Chemistry Professor’s Research May Help Fight COVID-19
Chemistry Professor’s Research May Help Fight COVID-19
Professor of Chemistry Miriam Rossi and her husband, Francesco Caruso, collaborated this year with two Italian chemists in an analysis of a plant-based compound that they determined could help in the treatment of COVID-19. And it was the travel ban triggered by the pandemic itself, Rossi said, that provided the four scientists with the opportunity to conduct their research.
Rossi and Caruso traveled to Italy in January for a semester leave from Vassar and had planned to return to Poughkeepsie in March. “Then COVID-19 got in the way,” Rossi said. “We were trapped in Italy (which had a very strict lockdown policy) and could not return until July 30.”
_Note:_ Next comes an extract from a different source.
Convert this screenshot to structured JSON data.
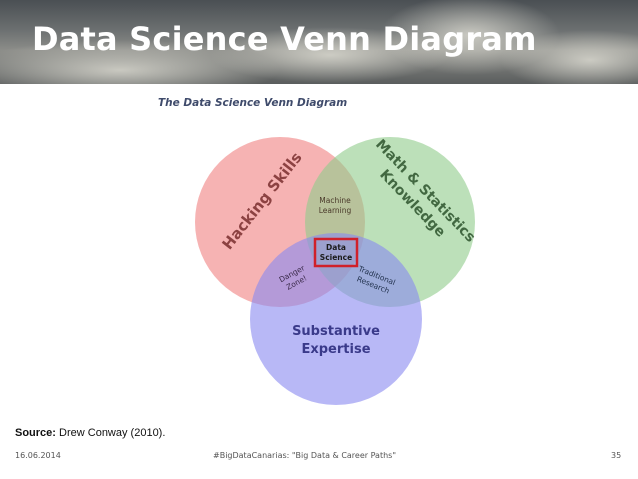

With all of this extra time on their hands, Rossi and Caruso read many papers dealing with COVID-19 and saw that some of their earlier research on a natural plant product called embelin could be relevant to this problem. They reached out to two scientists in Rome who had collaborated with them on a research project four years ago that examined the use of embelin as an antioxidant. They also contacted virologists who had first succeeded in isolating the COVID-19 virus at the Istituto Superiore di Sanità (ISS), the Italian public institution equivalent to the U.S. National Institutes of Health. From this contact, a collaboration was established to test the effectiveness of embelin pre-treated cultured cells against later infection with the virus.
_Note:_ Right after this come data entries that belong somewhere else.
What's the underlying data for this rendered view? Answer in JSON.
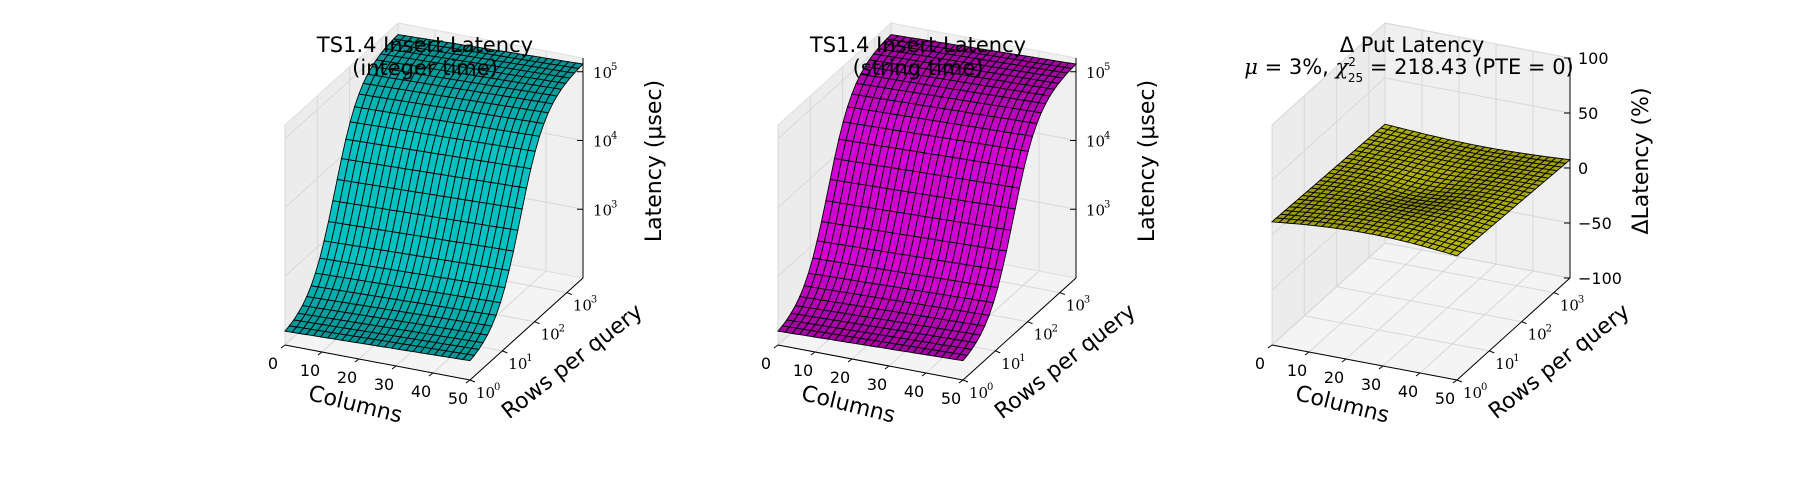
{
  "figure": {
    "caption": ""
  },
  "chart_data": [
    {
      "type": "surface3d",
      "title": "TS1.4 Insert Latency",
      "subtitle": "(integer time)",
      "xlabel": "Columns",
      "ylabel": "Rows per query",
      "zlabel": "Latency (μsec)",
      "x_ticks": [
        "0",
        "10",
        "20",
        "30",
        "40",
        "50"
      ],
      "y_ticks": [
        "10",
        "10",
        "10",
        "10"
      ],
      "y_tick_exponents": [
        "0",
        "1",
        "2",
        "3"
      ],
      "z_ticks": [
        "10",
        "10",
        "10"
      ],
      "z_tick_exponents": [
        "3",
        "4",
        "5"
      ],
      "xlim": [
        0,
        50
      ],
      "ylim_log10": [
        0,
        3.5
      ],
      "zlim_log10": [
        2,
        5.2
      ],
      "z_scale": "log",
      "surface_color": "#00b0b0",
      "surface_model": "log10(latency) rises steeply with log10(rows per query) and slightly with columns",
      "z_range_log10": [
        2.15,
        5.05
      ],
      "grid": true
    },
    {
      "type": "surface3d",
      "title": "TS1.4 Insert Latency",
      "subtitle": "(string time)",
      "xlabel": "Columns",
      "ylabel": "Rows per query",
      "zlabel": "Latency (μsec)",
      "x_ticks": [
        "0",
        "10",
        "20",
        "30",
        "40",
        "50"
      ],
      "y_ticks": [
        "10",
        "10",
        "10",
        "10"
      ],
      "y_tick_exponents": [
        "0",
        "1",
        "2",
        "3"
      ],
      "z_ticks": [
        "10",
        "10",
        "10"
      ],
      "z_tick_exponents": [
        "3",
        "4",
        "5"
      ],
      "xlim": [
        0,
        50
      ],
      "ylim_log10": [
        0,
        3.5
      ],
      "zlim_log10": [
        2,
        5.2
      ],
      "z_scale": "log",
      "surface_color": "#c000c0",
      "surface_model": "log10(latency) rises steeply with log10(rows per query) and slightly with columns",
      "z_range_log10": [
        2.15,
        5.05
      ],
      "grid": true
    },
    {
      "type": "surface3d",
      "title": "Δ Put Latency",
      "subtitle_parts": [
        "μ",
        " = 3%, ",
        "χ",
        "2",
        "25",
        " = 218.43 (PTE = 0)"
      ],
      "xlabel": "Columns",
      "ylabel": "Rows per query",
      "zlabel": "ΔLatency (%)",
      "x_ticks": [
        "0",
        "10",
        "20",
        "30",
        "40",
        "50"
      ],
      "y_ticks": [
        "10",
        "10",
        "10",
        "10"
      ],
      "y_tick_exponents": [
        "0",
        "1",
        "2",
        "3"
      ],
      "z_ticks": [
        "100",
        "50",
        "0",
        "−50",
        "−100"
      ],
      "z_tick_values": [
        100,
        50,
        0,
        -50,
        -100
      ],
      "xlim": [
        0,
        50
      ],
      "ylim_log10": [
        0,
        3.5
      ],
      "zlim": [
        -100,
        100
      ],
      "z_scale": "linear",
      "surface_color": "#c8c800",
      "surface_model": "nearly flat surface around 0 to +15 percent",
      "grid": true
    }
  ]
}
Using a chemical modeling software that generated billions of possible permutations of the effectiveness of embelin on COVID-19, the scientists were able to show that the compound could help to mitigate some of the more serious symptoms of the illness. “The software allowed us to take the compound that we had studied previously and project how it could interact with one of the major components of the COVID-19 virus,” Rossi explained.
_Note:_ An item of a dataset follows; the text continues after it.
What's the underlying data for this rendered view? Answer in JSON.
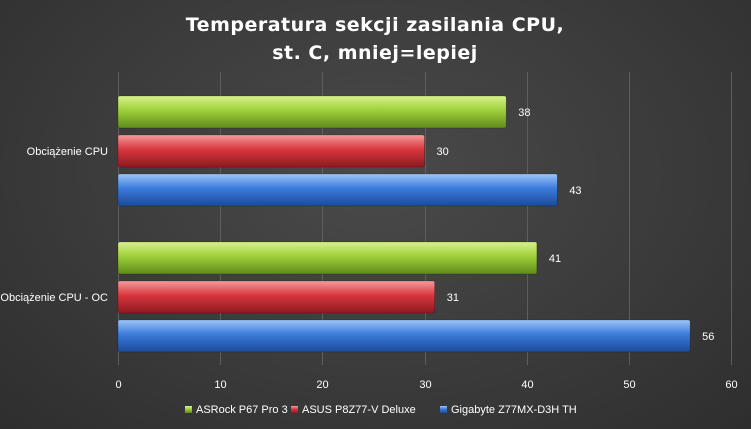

The two Italian collaborators on the project were Jens Z. Pedersen of the Department of Biology at University Tor Vergata and Sandra Incerpi of the Department of Sciences at University Roma Tre. Both institutions are located in Rome. The four scientists published their findings in the Journal of Infection and Public Health.
Rossi said she was optimistic that embelin might be effective in the treatment of COVID-19 in part because she had been corresponding for the past two years on a similar project with Montclair (NJ) State University virologist and Biology Professor Sandra Adams, mother of Vassar Associate Professor of Biology Kelli Duncan. “Kelli connected us since we had common ground studying these natural products and I invited Professor Adams to give a talk to the Chemistry Department two years ago,” Rossi explained. “While she was here, I gave her a sample of this compound (embelin) to study as a potential anti-viral agent against the herpes simplex virus because we thought it would behave as a good inhibitor. So she and her students did the experiments and found that embelin was very effective as an anti-viral agent.”
Rossi said Christopher Gahn, Academic Computing Consultant for the Sciences in Vassar’s Academic Computing Services office, had provided technical support in monitoring the software and obtaining the use of a high-powered cloud-based Amazon computer for the project.
Gahn, who recently left Vassar to become a freelance computing consultant, said he was glad he was able to assist Rossi and her collaborators on the project. “It’s fantastic to know that the work they’re doing is resulting in a positive impact on many people’s lives, especially during the current crisis,” he said.